Visiting this site: http://lcamtuf.coredump.cx/oldtcp/tcpseq.html#phase

I found graphical representations of random-generated sequence numbers, but I can't figure out how to interprete the plots.

Taking as example OpenBSD:

and the Windows NT4 SP3 distribution:

I can't understand why the ISN guessing attack feasibility is higher for the Windows NT4 SP3 one (attack feasibility: 97.00%) and lower for the "cube" of windows 2000 one.

I would expect to be the Windows NT4 the less easy to attack because in its distribution the points seems to be better distributed respect to the "cube" of Windows 2000 distribution.

Looking at the site I read that this a three-dimensional representation with these definitions for $x,y,z:$

$x[t] = seq[t] - seq[t-1]\\ y[t] = seq[t-1] - seq[t-2]\\ z[t] = seq[t-2] - seq[t-3]$

Where $t$ seems to be the time at which we pick the sequence number

But, given this, I can not understand how points plotted are related: for example, what I should think about two near (respectively: far) points? are sequence numbers with low differences or high differences?

• @MaartenBodewes Yes, precisely that one – Alessio Martorana Jun 27 '16 at 18:44
• Thank you very much either for the edit and for the welcome! =) I'll edit a bit the message to take it into account – Alessio Martorana Jun 27 '16 at 18:47

One of the key properties we want out of PRNGs is that they produce results that follow a desired probability distribution. Nearly all of the time we want our PRNGs to produce data with uniform distribution—all of the possible output values should have equal probability.

So let's assume that we are given a seq sequence whose values are samples drawn from a uniform distribution. We can now ask: what should be the distribution of the x, y and z sequences? Well, since they're defined as sums of values drawn from a uniform distribution, this is the same sort of distribution we get from throwing a pair of dice and adding their results, where a 7 is six times more likely than a 2. So the distribution we should ideally see in that page's data is:

1. A cube with a hard boundary (just like we can't roll a 1 or a 13 from the dice);
2. Centered around (0, 0, 0) (because the expected value of the subtractions is zero);
3. Denser toward the middle and sparser toward the boundary (just like throwing a seven is more likely than a two).

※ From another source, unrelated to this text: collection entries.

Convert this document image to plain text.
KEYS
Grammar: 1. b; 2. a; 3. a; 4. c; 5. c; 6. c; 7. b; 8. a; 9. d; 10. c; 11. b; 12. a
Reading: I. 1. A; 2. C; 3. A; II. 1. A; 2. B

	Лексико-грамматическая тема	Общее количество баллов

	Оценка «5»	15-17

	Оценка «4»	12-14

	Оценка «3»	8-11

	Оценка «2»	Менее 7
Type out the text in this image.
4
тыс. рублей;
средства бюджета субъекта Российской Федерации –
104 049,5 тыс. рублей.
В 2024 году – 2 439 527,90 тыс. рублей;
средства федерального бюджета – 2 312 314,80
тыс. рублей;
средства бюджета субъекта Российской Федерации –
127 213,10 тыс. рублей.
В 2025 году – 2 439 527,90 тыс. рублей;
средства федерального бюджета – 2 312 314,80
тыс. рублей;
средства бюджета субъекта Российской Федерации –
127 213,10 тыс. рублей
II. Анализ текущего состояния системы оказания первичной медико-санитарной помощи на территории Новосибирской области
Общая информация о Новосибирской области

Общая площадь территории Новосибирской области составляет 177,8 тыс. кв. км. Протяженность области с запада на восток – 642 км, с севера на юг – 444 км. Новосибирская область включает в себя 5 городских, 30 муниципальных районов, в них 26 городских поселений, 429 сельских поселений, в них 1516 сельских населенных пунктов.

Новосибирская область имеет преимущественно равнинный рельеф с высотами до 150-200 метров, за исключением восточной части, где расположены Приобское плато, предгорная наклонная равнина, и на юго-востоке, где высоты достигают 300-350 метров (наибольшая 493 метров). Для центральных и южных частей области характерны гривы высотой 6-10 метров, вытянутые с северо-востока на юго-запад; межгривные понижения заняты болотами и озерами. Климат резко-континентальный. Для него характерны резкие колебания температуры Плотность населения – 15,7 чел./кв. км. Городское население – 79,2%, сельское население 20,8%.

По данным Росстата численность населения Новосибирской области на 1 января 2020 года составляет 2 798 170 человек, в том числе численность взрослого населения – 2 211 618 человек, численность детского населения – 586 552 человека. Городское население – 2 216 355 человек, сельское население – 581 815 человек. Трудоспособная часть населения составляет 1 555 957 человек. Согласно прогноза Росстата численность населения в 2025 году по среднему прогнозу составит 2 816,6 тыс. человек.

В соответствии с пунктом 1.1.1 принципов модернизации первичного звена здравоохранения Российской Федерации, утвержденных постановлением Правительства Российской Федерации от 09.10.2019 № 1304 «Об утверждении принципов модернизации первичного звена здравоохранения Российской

The Windows NT SP3 graph very obviously deviates from that pattern:

I would expect to be the Windows NT4 the less easy to attack because in its distribution the points seems to be better distributed respect to the "cube" of Windows 2000 distribution.

What you should be thinking of is how closely does the distribution resemble the "ideal" one for the scenario in question. This is the approach that I took above:

1. I picked uniform distribution as the ideal for sequence numbers;
2. And from that it follows that I must pick the "dice roll" distribution as the ideal for x, y and z.

Then, any significant deviation from the ideal distribution should be seen as a potential flaw. Why? Because non-ideal distribution means that some values are more likely than they ought to be, and thus that the attacker will succeed faster than they ought to by trying such values first.

But, given this, I can not understand how points plotted are related: for example, what I should think about two near (respectively: far) points? are sequence numbers with low differences or high differences?

The magnitude of the distances between points isn't important. What's important is whether those distances are predictable at a higher-than-chance success rate. And this gets to the heart of the attacks they're analyzing here. By looking at the distributions of the differences they are able to build models that predict the ISNs for various operating systems with better-than-chance success rates.

Finally, look at your definition of seq and notice that the differences in question are between the elements of consecutive quadruples of the ISN sequence. If these differences are highly predictable, what it tells you is that you can easily guess the next sequence number just from knowing the previous ones, by guessing the next differences and adding them to the recently observed ISNs.